Но по-прежнему лежал, придавив дом и сад, недвижимый груз тишины. И лишь временами издалека, точно из другого мира, доносился ко мне рокот. Он нарастал, держался одно мгновение на высокой ноте и пропадал. ««Катюши». Наши «катюши» работают, — думал я. — Мы тревожим врага, мы днем и ночью отвоевываем подступы к линии «Барс». Мы — это наша армия, это, может быть, и я, если схвачу вражеского лазутчика с чертежами». Сколько раз рисовал я себе эту картину: враг в виде лазутчицы с повязкой на руке или в ином обличье стоит передо мной в положении «хенде хох», а перед ним на стуле, на столе, на пеньке в лесу или на земле чертежи — ключ к линии «Барс». И еще я подумал, что из тех бойцов, что проходили прошлыми ночами по шоссе мимо лухмановской штаб-квартиры, кое-кого уже нет в живых. Если бы Заботкин действовал лучше, они были бы, возможно, живы и прошли бы, возможно, дорогу войны всю до конца. Но они не смогли пройти ее всю до конца оттого, что Заботкин еще не разведчик. Надо было, вероятно, иначе вести себя и в подземелье усадьбы фон Кнорре, и сегодня в саду…

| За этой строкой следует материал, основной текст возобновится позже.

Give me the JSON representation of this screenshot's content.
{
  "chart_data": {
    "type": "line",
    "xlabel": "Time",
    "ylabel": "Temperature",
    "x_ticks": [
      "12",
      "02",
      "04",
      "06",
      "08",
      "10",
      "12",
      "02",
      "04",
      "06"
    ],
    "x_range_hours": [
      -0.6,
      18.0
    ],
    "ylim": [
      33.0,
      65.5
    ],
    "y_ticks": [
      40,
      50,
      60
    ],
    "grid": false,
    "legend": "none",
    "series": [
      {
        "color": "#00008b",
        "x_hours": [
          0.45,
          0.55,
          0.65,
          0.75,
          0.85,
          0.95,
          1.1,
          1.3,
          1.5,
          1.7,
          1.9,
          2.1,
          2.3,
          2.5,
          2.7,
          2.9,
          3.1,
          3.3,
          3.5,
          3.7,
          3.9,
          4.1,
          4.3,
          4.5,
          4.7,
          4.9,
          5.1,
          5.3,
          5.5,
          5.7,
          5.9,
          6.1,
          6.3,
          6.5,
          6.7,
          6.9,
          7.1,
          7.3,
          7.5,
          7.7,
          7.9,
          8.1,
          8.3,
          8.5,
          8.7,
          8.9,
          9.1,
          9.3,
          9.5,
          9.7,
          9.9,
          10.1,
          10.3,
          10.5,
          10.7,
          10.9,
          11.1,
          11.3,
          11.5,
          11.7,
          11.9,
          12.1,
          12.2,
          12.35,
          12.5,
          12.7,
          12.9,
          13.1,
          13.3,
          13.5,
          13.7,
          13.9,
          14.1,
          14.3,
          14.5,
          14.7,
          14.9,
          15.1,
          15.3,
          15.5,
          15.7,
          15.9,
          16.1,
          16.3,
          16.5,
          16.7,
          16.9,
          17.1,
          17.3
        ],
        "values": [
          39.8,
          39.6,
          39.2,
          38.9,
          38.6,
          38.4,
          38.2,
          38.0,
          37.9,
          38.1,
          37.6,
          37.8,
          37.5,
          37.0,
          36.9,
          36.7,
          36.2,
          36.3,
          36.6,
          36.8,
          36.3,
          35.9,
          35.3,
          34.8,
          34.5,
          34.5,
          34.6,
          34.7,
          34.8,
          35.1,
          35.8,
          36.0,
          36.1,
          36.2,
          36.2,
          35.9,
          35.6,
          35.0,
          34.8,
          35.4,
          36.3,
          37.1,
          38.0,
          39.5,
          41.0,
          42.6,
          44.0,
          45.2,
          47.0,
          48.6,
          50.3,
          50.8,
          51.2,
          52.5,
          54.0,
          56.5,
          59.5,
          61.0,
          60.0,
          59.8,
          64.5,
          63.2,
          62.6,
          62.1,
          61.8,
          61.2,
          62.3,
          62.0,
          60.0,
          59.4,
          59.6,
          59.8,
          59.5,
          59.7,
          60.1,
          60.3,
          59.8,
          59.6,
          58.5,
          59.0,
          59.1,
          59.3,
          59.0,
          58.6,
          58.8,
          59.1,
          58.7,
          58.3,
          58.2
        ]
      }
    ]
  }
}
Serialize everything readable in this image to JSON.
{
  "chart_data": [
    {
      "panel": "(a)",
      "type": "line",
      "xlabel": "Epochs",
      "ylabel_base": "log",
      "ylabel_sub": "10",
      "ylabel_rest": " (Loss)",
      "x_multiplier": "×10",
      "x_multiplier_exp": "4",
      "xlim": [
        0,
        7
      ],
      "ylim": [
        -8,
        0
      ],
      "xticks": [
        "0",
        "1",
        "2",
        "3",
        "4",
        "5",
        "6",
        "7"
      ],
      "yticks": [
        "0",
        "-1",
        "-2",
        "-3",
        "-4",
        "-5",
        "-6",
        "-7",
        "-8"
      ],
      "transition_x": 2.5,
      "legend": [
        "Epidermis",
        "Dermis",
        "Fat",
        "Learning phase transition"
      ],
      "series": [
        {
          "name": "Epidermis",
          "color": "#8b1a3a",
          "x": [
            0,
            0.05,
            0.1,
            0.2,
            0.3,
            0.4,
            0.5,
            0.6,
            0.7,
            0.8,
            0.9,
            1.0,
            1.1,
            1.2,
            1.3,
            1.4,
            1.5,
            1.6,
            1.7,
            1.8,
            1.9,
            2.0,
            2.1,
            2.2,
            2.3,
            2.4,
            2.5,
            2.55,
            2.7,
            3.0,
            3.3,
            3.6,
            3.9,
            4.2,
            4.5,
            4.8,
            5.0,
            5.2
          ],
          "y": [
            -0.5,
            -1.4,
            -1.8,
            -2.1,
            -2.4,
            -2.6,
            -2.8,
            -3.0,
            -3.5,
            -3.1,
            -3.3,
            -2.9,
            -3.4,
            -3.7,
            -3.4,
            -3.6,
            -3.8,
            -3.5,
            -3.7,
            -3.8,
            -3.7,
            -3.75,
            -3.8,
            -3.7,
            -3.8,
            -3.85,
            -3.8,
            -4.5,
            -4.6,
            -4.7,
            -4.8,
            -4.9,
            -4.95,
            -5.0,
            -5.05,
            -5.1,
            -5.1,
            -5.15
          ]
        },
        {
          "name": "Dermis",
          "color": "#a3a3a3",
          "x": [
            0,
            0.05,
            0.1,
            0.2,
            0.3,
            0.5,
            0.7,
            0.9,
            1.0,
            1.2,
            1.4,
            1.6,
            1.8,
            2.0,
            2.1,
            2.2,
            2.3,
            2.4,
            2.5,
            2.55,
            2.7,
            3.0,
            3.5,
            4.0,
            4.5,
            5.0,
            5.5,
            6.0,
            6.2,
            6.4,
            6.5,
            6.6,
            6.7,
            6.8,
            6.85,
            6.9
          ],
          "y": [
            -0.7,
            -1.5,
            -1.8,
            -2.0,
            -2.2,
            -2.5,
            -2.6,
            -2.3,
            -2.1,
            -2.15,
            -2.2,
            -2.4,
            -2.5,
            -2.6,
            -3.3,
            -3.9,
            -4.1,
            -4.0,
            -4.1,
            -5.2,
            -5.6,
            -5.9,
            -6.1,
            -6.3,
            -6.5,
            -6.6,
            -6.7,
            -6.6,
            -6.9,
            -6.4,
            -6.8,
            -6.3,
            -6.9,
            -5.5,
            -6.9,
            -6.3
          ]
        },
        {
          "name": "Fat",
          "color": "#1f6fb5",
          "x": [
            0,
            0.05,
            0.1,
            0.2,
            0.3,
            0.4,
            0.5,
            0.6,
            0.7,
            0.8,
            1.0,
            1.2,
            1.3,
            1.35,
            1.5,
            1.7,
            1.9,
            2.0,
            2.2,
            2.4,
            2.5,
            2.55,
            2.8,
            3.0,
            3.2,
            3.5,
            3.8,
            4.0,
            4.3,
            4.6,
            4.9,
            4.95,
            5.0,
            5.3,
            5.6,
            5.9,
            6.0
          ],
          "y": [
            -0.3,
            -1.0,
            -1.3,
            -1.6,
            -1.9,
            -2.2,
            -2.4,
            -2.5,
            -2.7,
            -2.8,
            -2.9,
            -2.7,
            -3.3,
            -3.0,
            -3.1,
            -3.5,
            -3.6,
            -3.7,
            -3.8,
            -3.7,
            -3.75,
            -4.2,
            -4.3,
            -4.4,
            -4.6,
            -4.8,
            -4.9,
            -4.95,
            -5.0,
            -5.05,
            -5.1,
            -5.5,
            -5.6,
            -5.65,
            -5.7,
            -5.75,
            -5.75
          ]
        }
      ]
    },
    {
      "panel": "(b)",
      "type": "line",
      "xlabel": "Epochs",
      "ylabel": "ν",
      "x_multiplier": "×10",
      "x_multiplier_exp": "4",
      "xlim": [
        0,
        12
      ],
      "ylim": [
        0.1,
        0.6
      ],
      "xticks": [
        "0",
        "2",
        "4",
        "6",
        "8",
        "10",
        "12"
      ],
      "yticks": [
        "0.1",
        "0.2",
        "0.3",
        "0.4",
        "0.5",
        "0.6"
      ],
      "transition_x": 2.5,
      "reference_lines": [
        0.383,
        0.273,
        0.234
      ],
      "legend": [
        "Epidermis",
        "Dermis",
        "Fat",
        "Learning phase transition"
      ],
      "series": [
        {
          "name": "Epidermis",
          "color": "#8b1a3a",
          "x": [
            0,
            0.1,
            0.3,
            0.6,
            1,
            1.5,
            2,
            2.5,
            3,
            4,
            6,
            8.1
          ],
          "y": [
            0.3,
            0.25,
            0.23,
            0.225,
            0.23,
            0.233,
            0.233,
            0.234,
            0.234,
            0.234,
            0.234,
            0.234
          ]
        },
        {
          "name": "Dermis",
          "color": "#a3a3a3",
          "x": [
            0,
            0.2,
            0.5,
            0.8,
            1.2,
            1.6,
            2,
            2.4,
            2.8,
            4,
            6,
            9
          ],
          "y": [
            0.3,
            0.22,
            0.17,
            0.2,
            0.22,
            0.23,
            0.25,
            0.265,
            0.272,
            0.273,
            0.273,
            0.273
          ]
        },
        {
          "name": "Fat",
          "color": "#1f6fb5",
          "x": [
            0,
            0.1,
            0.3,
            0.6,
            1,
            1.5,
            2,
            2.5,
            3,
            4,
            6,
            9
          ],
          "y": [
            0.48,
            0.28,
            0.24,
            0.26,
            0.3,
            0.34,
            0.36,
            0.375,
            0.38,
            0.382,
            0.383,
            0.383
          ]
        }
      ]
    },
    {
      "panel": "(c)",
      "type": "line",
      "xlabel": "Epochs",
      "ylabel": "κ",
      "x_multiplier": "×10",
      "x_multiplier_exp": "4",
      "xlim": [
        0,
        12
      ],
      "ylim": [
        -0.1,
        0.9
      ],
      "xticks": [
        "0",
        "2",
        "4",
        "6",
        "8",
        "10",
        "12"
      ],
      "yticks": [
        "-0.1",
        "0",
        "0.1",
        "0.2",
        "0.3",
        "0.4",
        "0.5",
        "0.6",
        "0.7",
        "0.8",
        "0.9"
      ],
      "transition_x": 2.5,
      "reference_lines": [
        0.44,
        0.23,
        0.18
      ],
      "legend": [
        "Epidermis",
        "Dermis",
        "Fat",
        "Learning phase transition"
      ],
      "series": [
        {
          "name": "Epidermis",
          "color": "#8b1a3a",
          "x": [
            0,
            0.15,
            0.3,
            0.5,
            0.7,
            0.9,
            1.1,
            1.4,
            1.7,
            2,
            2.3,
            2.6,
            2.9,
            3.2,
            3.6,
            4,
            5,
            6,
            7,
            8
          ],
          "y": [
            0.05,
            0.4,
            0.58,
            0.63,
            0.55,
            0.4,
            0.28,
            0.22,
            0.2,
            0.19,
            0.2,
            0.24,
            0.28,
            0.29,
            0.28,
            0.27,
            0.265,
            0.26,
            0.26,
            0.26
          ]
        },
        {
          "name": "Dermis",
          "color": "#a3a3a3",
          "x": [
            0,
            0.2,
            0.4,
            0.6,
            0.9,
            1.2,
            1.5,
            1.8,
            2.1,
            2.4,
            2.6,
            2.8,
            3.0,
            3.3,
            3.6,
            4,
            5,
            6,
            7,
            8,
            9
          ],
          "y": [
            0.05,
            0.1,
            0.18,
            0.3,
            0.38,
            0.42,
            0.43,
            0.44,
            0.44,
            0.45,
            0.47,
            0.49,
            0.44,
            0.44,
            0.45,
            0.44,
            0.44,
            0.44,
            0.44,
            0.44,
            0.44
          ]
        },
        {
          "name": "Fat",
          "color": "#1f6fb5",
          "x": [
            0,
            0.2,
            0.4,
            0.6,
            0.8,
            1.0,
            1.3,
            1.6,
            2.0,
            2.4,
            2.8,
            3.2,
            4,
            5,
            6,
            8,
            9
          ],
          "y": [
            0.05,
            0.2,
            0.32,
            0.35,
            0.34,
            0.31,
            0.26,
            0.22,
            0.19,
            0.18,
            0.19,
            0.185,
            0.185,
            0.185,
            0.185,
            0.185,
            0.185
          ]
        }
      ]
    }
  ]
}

За этими мучительными размышлениями меня застали проблески рассвета. В спальне, где штора осталась опущенной, было темно, но в зале уже можно было сквозь щелку различить стол, и белые пятна газет, и квадрат картины на стене. Постепенно вырисовывались складки на скатерти, свешивавшейся со стола. А когда вошла она…
Но расскажу по порядку. Я не слышал скрипа двери, не слышал, как она вошла.
Вы можете подумать, что я заснул под утро. Нет, я не заснул. Она вошла тихо — в этом все дело. Удивительно тихо! У входа в сени неожиданно, без звука, обрисовалась женщина, точно сгустившаяся из серого полумрака. Я замер. Она, медленно-медленно ступая на цыпочках, приблизилась к столу, затем сделала шаг в сторону того самого непросматривавшегося уголка, образуемого печью и стеной, о котором я говорил раньше. Я все еще не мог ее узнать. Она одета по-крестьянски, в пестрое платье. На голове платок. Но лицо… лицо… Я невольно напружинил мускулы, чтобы встать, но с усилием удержался — скрип койки спугнет ее. Что она там делает, в углу? Там стоит столик со старыми газетами, но ей, по-видимому, газеты не нужны, она стоит к ним спиной и смотрит… На что она смотрит… Вот она наклоняется, и голова ее теперь от меня на расстоянии вытянутой руки. И тут я узнаю ее.
Черноглазая! Да, черноглазая хуторянка, приносившая Лухманову мед. Это она.
Мне опять едва удалось заставить себя лежать на койке и ждать, следить.
Она наклонилась и подняла топор, лежавший у печки под стулом, на котором сушились сапоги. И с топором в руке она повернулась и, прежде чем я успел обдумать положение, вышла из дома.